Tributes pour in for industry stalwart
As if the past few months haven’t been disastrous enough, the unexpected death of Uwe Jaspersen last month cast a pall of gloom over the local boatbuilding industry. Jaspersen leaves behind a daughter and partner, but also a legacy of excellence and innovation that went a long way towards establishing South Africa as a premier boatbuilding destination.
“If you look back over time and some of the extraordinary boats built, they were built by Uwe,” said SABBEX chairperson Bruce Tedder. “He was quite a maverick boat builder, especially with high-tech epoxies and carbon – he knew how to work with them.”
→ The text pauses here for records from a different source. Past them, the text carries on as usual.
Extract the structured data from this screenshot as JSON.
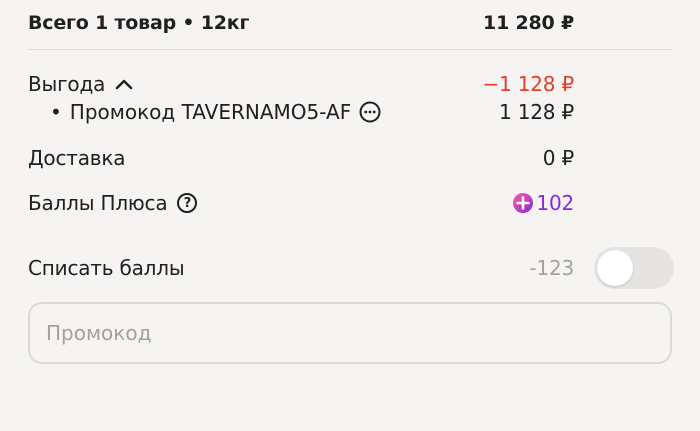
{
  "summary": {
    "label": "Всего 1 товар • 12кг",
    "value": "11 280 ₽"
  },
  "discount": {
    "label": "Выгода",
    "value": "−1 128 ₽",
    "promo_bullet": "•",
    "promo_label": "Промокод TAVERNAMO5-AF",
    "promo_value": "1 128 ₽"
  },
  "delivery": {
    "label": "Доставка",
    "value": "0 ₽"
  },
  "plus_points": {
    "label": "Баллы Плюса",
    "help_icon": "?",
    "value": "102"
  },
  "spend_points": {
    "label": "Списать баллы",
    "value": "-123",
    "toggle_on": false
  },
  "promo_input": {
    "placeholder": "Промокод",
    "value": ""
  },
  "colors": {
    "discount_red": "#e0402b",
    "plus_purple": "#8a2bd9",
    "muted": "#a3a19d"
  }
}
“He was a hands-on type of guy, loved running his own show, a small tight show. He was also a guy who would give a brilliant opinion, a straight shooter no bullshit kind of guy,” Tedder said.
“His legacy is craft all over the world that he has built. We will miss him terribly,” he said.
Jaspersen grew up in Namibia before moving to Cape Town for work. He helped set up the Southern Wind yard before setting out on his own. He also worked for Voyage Yachts and, more recently, was an integral part of the successful Cape 31 Project. In June SABBEX reported on Jaspersen’s success with his own HammerCat design for the US sports fishing market.
Kay Oldenburg, who worked closely with Jaspersen for many years, said: “I am in tears whenever I talk or think about Uwe. He was not only a fantastic friend. He was like family to me. He is, was, the reason why I moved to SA. The influence he had on people was not noticeable at first, it needed to germinate a bit,” Oldenburg said
Yacht designer Alex Simonis described Jaspersen as an unassuming boatbuilding expert who helped various boatyards deliver iconic yachts around the globe. “He knew his stuff and didn’t really need to convince anyone of that. He belonged to perhaps the last generation of true boat builder. Those guys who knew in their guts what is right and what is wrong and how it needs to be done. Probably using drawings more to just confirm what they had thought out already,” Simonis said.
“You will be missed, not only by your family and friends but also all those you worked with over the years and those who enjoyed and keep enjoying the boats you build,” he said.